Fiona beschließt, ungewöhnlich für eine Richterin, Adam im Krankenhaus zu besuchen. Sie lernt einen jungen Menschen kennen, der erkennbar weiß, was er tut. Ihr Privatleben ist dagegen ein Scherbenhaufen. Jack leidet unter ihrer Distanziertheit und dem Mangel an Sex. Er bittet sie um die Erlaubnis zu einer Affäre. Fiona ist empfindlich getroffen und reicht die Scheidung ein. Bei Gericht entscheidet sie sich gegen Adams Willen und für sein Wohl. Das hat Folgen auch für sie, denn Adam ist hernach auf sie fixiert, will mit ihr, die sein Leben gerettet hat, nun auch dieses Leben verbringen. Fiona scheint auf eine Weise von Adam berührt, auf andere von seiner Zudringlichkeit abgestoßen.
Hier greifen zwei Handlungen ineinander, eine private und eine berufliche. Das Problem von Sexualität und Liebe hat McEwan bereits in seiner Novelle »Am Strand« verhandelt. Dort ging es um das Recht auf Liebe ohne Sexualität, hier geht es darum, dass eine Liebe ohne Sexualität stirbt. Doch in »Kindeswohl« werden noch weitere Beziehungen in die Handlung aufgenommen. Das funktioniert nicht immer, obgleich man merkt, dass es was sagen soll. So wie Moral und Empfindung aus dem Gerichtssaal gebannt sein müssen, hat Fiona die Leidenschaft aus ihrer Ehe gesperrt. Sie tut im Privatleben das, was sie im Beruflichen tun muss. Sexualität ist impulsive Liebe, Moralität, gewissermaßen, impulsives Recht. »Es geht«, so sagt sie zu Beginn, »nicht um Moral, es geht um das Gesetz.«
Das Wesen der Rechtsprechung zielt auf das Gegenteil des Impulsiven. Die Richterin muss möglichst wenig betroffen sein; das ist der genaue Sinn der blinden Justitia. Dass Fiona selbst keine Kinder hat, aber in Familienrechtsangelegenheiten entscheidet, gibt dem Prinzip ein anschauliches Gefäß, wie es zugleich Ausgangspunkt der Handlung ist. Indem die Richterin den jungen Mann im Krankenhaus besucht, verletzt sie dieses Prinzip, aber dass sie das tut, hat mit ihrer zerbrochenen und kinderlosen Ehe zu tun, also damit, dass sie dieses Prinzip ganz gelebt hat.

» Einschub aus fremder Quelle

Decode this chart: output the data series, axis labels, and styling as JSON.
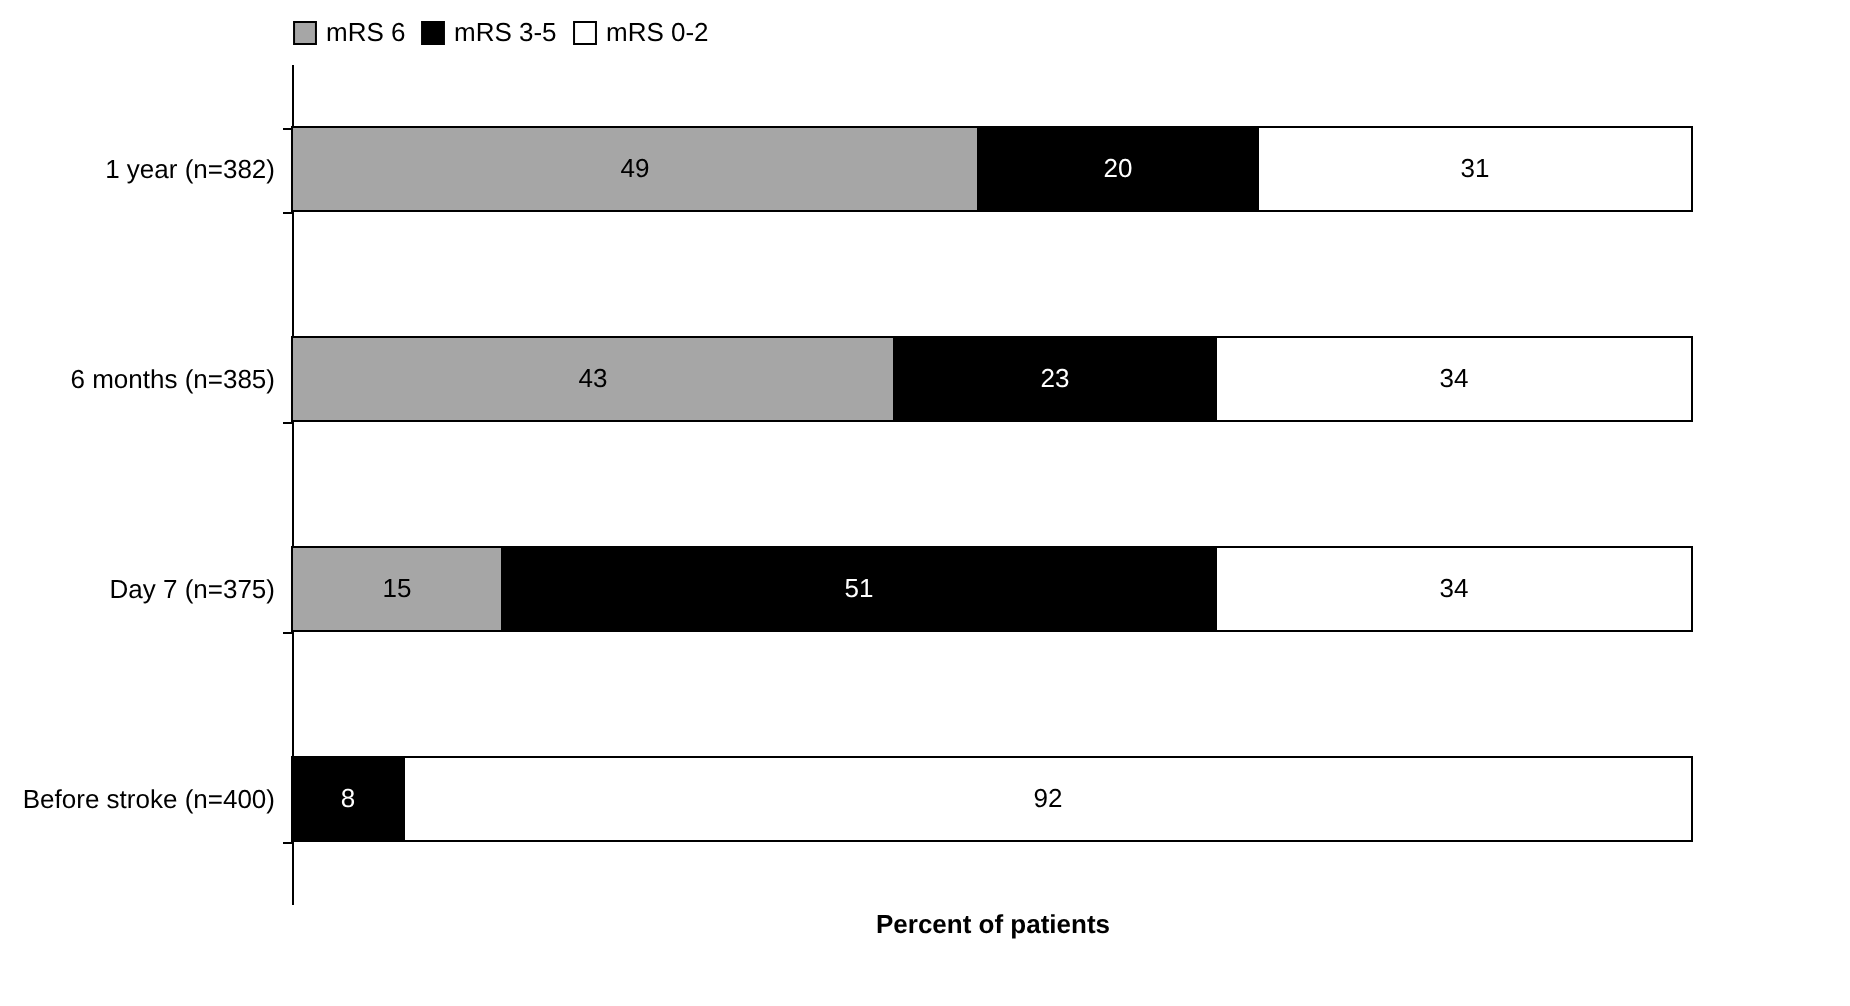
{
  "chart_data": {
    "type": "bar",
    "orientation": "horizontal",
    "stacked": true,
    "xlabel": "Percent of patients",
    "categories": [
      "1 year (n=382)",
      "6 months (n=385)",
      "Day 7 (n=375)",
      "Before stroke (n=400)"
    ],
    "series": [
      {
        "name": "mRS 6",
        "color": "#a6a6a6",
        "values": [
          49,
          43,
          15,
          null
        ]
      },
      {
        "name": "mRS 3-5",
        "color": "#000000",
        "values": [
          20,
          23,
          51,
          8
        ]
      },
      {
        "name": "mRS 0-2",
        "color": "#ffffff",
        "values": [
          31,
          34,
          34,
          92
        ]
      }
    ],
    "xlim": [
      0,
      100
    ],
    "data_labels": true,
    "legend": "top",
    "tick_labels": "y",
    "grid": false
  }
}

Nachdem sie lange Zeit das Berufliche ins Private geholt hat, lässt sie nun das Private ins Berufliche wirken.
Das eigentliche Thema des Films ist damit die Frage nach Objektivität. Wie wichtig für das Urteil ist Distanz? Gibt es einen Moment, worin sie ins Gegenteil umschlägt?
Die Kameraarbeit übersetzt dieses Problem ins Bildliche. Insbesondere die Szenen im Gericht, auch die in Fionas Appartement, sind darauf ausgelegt, ein Gefühl für den Raum herzustellen. Das Szenenbild wird plastisch, man ist mittendrin und hat doch immer eine Art Distanz und Überblick. Die Verbindung langer Kamerafahrten, ihrer ruhigen Führung und eines breiten Formats (1.85:1) besorgt diesen Effekt, wie auch Fiona als Richterin sich stets inmitten eines Falls wiederfindet, aus dem sie sich langsam herauskämpfen muss, um rekonstruktiv einen Blick darauf zu gewinnen.
Der Fall selbst hingegen, in dem freier Wille gegen Kindeswohl steht, erhält im Film zu viel Raum. Dieses Thema, das für sich interessant genug wäre, ist hier tatsächlich bloß ein Hitchcock’scher McGuffin, der sich zum Thema aufschwingt und gar noch den Titel für sich okkupiert. Heraus kommt eine Geschichte mit großer Anlage, deren innere Gewichtung nicht ganz stimmt, die jedoch getragen wird von zwei routiniert grandiosen Schauspielern und einem begabten Fionn Whitehead sowie einer konservativen Inszenierung, durch die das Schauspiel und die verhandelten Inhalte ganz zur Geltung kommen.
»Kindeswohl«, Großbritannien 2017. Regie: Richard Eyre. Drehbuch: Ian McEwan. Darsteller: Emma Thompson, Stanley Tucci, Fionn Whitehead. 105 Min.